柔殻ソフトシェルだから……その気になれば、その辺の道端で雑魚寝でも全く問題はないけど……流石に、モラル的に駄目か。いっその事、三文の棺桶宿で過ごす事にしようかな……」


「なんですか……その、やたら不吉な名前の宿は……」


「低料金で棺桶みたいな形の、繭器コクーンベッドがズラーって並べてあって、出稼ぎなんかで来ている労働者がそこで一斉に雑魚寝をしているの。一応、セキュリティ保護はされているから、寝込みを襲われる心配はないし、私は二文のハンガー宿でも、全く問題ないんだけどね」


「ハンガー……って、駐機場のではなく?」


「どちらかというと洗濯の方のハンガーよ。シンプルに紐がかけられている部屋に、洗濯物みたいに、こうやって、身体をもたれたまま——」


「駄目です」


「えっ……でも」


「でも、じゃなくて駄目はものは駄目です。他を探しましょう。柔殻ソフトシェルか何か知らないですけど、ワタシの中の乙女心が絶対に駄目と、囁いた気がするんです」


 ノミミの強い反対のせいか、私は安宿を諦めて、彫師は彫師らしく……私の仕事場でもある大工房にて、寝泊りする事となった。ある意味、居住区画よりも強固なセキュリティを施されているので、実際、ここで暮らしている彫師もかなりの数はいたし、ノミミを彫っていた時は、ずっとココにいたのも事実だった。


「どうして……お姉様は、ここで暮らさないのですか?」


「逆に聞くけど、ノミミあなたはずっと分娩室で寝食をしていたいと思う?」


「うっ……それは……」


「まあ、昔の私はそれで構わなかったけど、ツネカが強く反対してね、今さっきのノミミのように……って、アレ……」


 まさか、またか! と、思った。大工房に入るとき、入念なセキュリティチェックに入るのだが、一つのチェック項目が外れていたのだ。いや、再起動し忘れていると言っていいだろう。何千とこのチェックを通っているので、それを見逃すほど、私の目はクサくはなかった。
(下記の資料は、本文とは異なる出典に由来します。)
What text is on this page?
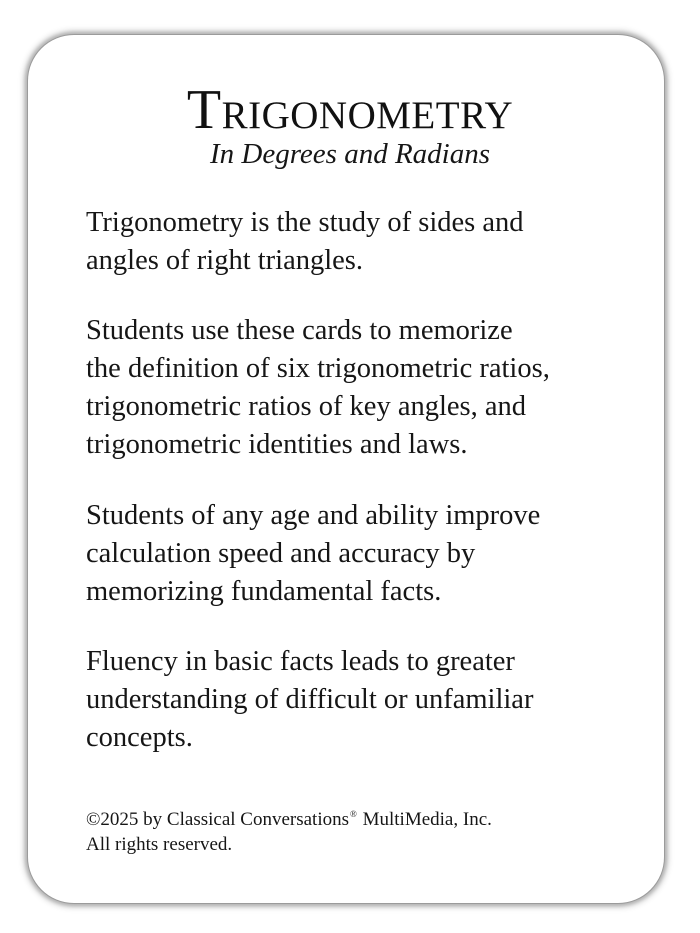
Trigonometry

In Degrees and Radians

Trigonometry is the study of sides and
angles of right triangles.

Students use these cards to memorize
the definition of six trigonometric ratios,
trigonometric ratios of key angles, and
trigonometric identities and laws.

Students of any age and ability improve
calculation speed and accuracy by
memorizing fundamental facts.

Fluency in basic facts leads to greater
understanding of difficult or unfamiliar
concepts.

©2025 by Classical Conversations® MultiMedia, Inc.

All rights reserved.
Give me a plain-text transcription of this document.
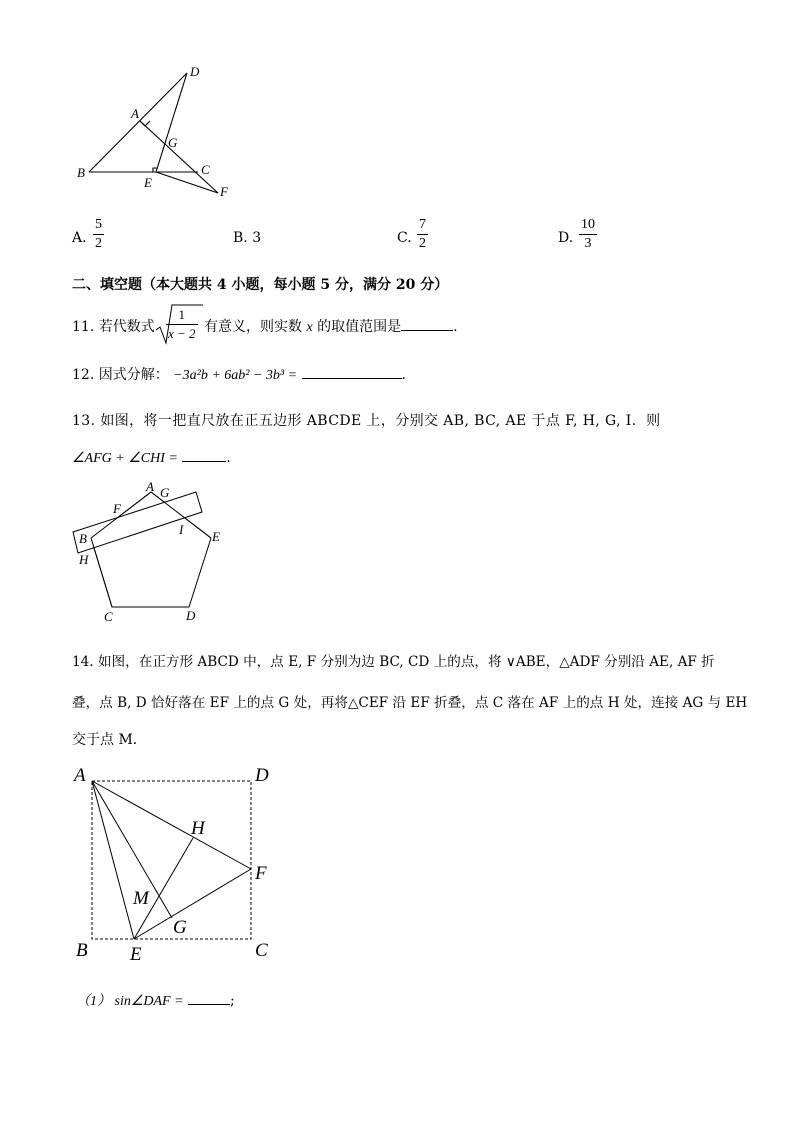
D
A
G
B	C
E
F
A.
5
2	B. 3	C.
7
2	D.
10
3
二、填空题（本大题共 4 小题，每小题 5 分，满分 20 分）
11. 若代数式
1
x − 2 有意义，则实数 x 的取值范围是	.
12. 因式分解： −3a²b + 6ab² − 3b³ =	.
13. 如图，将一把直尺放在正五边形 ABCDE 上，分别交 AB, BC, AE 于点 F, H, G, I．则
∠AFG + ∠CHI =	.
A G
F
I
B	E
H
C	D
14. 如图，在正方形 ABCD 中，点 E, F 分别为边 BC, CD 上的点，将 ∨ABE，△ADF 分别沿 AE, AF 折
叠，点 B, D 恰好落在 EF 上的点 G 处，再将△CEF 沿 EF 折叠，点 C 落在 AF 上的点 H 处，连接 AG 与 EH
交于点 M．
A	D
H
F
M
G
B E	C
（1） sin∠DAF =	;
「ノミミ……戦闘体勢に切り替えて……誰かがココに侵入している」


「まさか、真里谷ケイさん?」


「分からないけど……彼女自身が、ハック&クラックのような芸当が出来るとは思えないからね、私を拉致る為に、金で雇った傭兵の仕業かも……」


「そ、そこまでして……お姉様と結婚しようとする意味は一体……」


「意味なんてないのよ……欲しいと思ったら力ずくでも手に入れようとする、傲慢な企業体のやりそうな事……よね!」


 突然、真上からの警告表記が出て、ノミミを全力で走らせてから、壁を蹴り上げ振り返り、その襲撃者に掴みかかって、各々の関節を締め上げた。どんな、腑抜け野郎かとそのツラを確認してみたら……今日は何というか本当に、天神府で出会った連中と縁がある日だった。


「て、テメエ……奇妙なジュ―ジュツを使いやがって……」


「合機術よ、ハツホ。あんたみたいな、海賊らと戦う為に、生み出された白兵格闘術……羽差機だけではなく、私のような柔殻ソフトシェルである指羽も、体得しているもの……ノミミ、胸を思いっ切り開けて!」


 流石に同じ手は食わない。同期嚢の扉へハックしていたノゾミを扉ごと吹き飛ばして、床に倒れ込んだ神々廻ノゾミに燈銃を向ける。


「アッハ……さっすがは、ハッチサマ……二度は通じないよねー」


「神々廻ノゾミ……今日の私は宿無し根無し草でね、すこぶる機嫌が悪いの。またなんか、サインをねだったり、私の過去を詮索しようとする真似をするなら、迷うことなくあんたを撃つ。どうせ、流天機には登録していなんでしょ?」


「参ったな……ジブン、そんなつもりで来たわけじゃないのにサ」


 ノゾミが制服の懐から、何かを取り出そうとしていたので、銃を構えてみたら、それは古風な紙メディアであり、封筒のようなもので、表には達筆な文字でこう書かれていた。


「す……推薦状?」


「はい……ハッチサマ。改めまして、上級技術彫師である伊波ハチ様……ジブン……神々廻ノゾミを……どうか、あなたの弟子にして頂けないでしょうか?」


 そう言って、ノゾミが元海賊とは思えない程の、綺麗なフォームの土下座を私に向かって、頭を思い切り深々と下げたのだった。